The Pandas DataSet can be directly converted to a XArray [Dataset](http://xarray.pydata.org/en/stable/data-structures.html?#dataset):

In [15]:
xaDataSet = df.to_xarray()

In [16]:
xaDataSet

<xarray.Dataset>
Dimensions:  (dac_ch1: 401, dac_ch2: 201)
Coordinates:
  * dac_ch1  (dac_ch1) float64 -1.0 -0.995 -0.99 -0.985 ... 0.985 0.99 0.995 1.0
  * dac_ch2  (dac_ch2) float64 -1.0 -0.99 -0.98 -0.97 ... 0.97 0.98 0.99 1.0
Data variables:
    dmm_v1   (dac_ch1, dac_ch2) float64 -0.0005074 0.0007059 ... 1.039e-05

However, in many cases it is more convenient to work with a XArray [DataArray](http://xarray.pydata.org/en/stable/data-structures.html?#dataarray).
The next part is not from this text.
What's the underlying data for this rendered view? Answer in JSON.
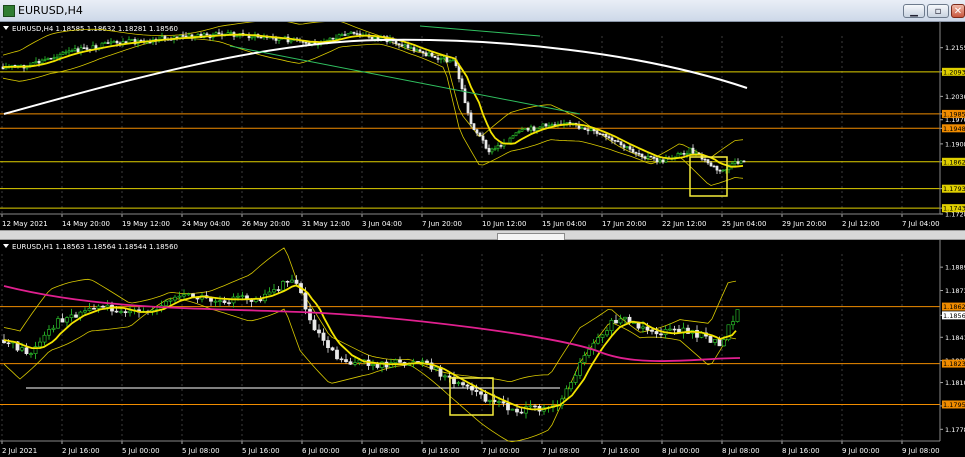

The DataArray can only contain a single dependent variable and can be obtained from the Dataset by indexing using the parameter name.

In [17]:
xaDataArray = xaDataSet['dmm_v1']

In [18]:
xaDataArray

<xarray.DataArray 'dmm_v1' (dac_ch1: 401, dac_ch2: 201)>
array([[-5.073949e-04,  7.058781e-04,  9.828259e-05, ...,  5.451526e-07,
         4.808069e-07,  4.233782e-07],
       [ 7.680241e-10,  9.298480e-10,  1.123969e-09, ...,  5.951812e-07,
         5.249305e-07,  4.622315e-07],
       [ 8.381701e-10,  1.014774e-09,  1.226624e-09, ...,  6.495409e-07,
         5.728740e-07,  5.044485e-07],
       ...,
       [ 1.991485e-08,  2.411094e-08,  2.914449e-08, ...,  1.543304e-05,
         1.361144e-05,  1.198566e-05],
       [ 1.854251e-08,  2.244944e-08,  2.713612e-08, ...,  1.436954e-05,
         1.267347e-05,  1.115972e-05],
       [ 1.725783e-08,  2.089408e-08,  2.525605e-08, ...,  1.337397e-05,
         1.179541e-05,  1.038654e-05]])
Coordinates:
  * dac_ch1  (dac_ch1) float64 -1.0 -0.995 -0.99 -0.985 ... 0.985 0.99 0.995 1.0
  * dac_ch2  (dac_ch2) float64 -1.0 -0.99 -0.98 -0.97 ... 0.97 0.98 0.99 1.0

In [29]:
fig, ax = plt.subplots(2,2)
xaDataArray.plot(ax=ax[0,0])
xaDataArray.mean(dim='dac_ch1').plot(ax=ax[1,0])
xaDataArray.mean(dim='dac_ch2').plot(ax=ax[0,1])
xaDataArray[200,:].plot(ax=ax[1,1])
fig.tight_layout()

<IPython.core.display.Javascript object>

Above we demonstrate a few ways to index the data from a DataArray. For instance the DataArray can be directly plotted, the mean extracted or a specific row/column selected.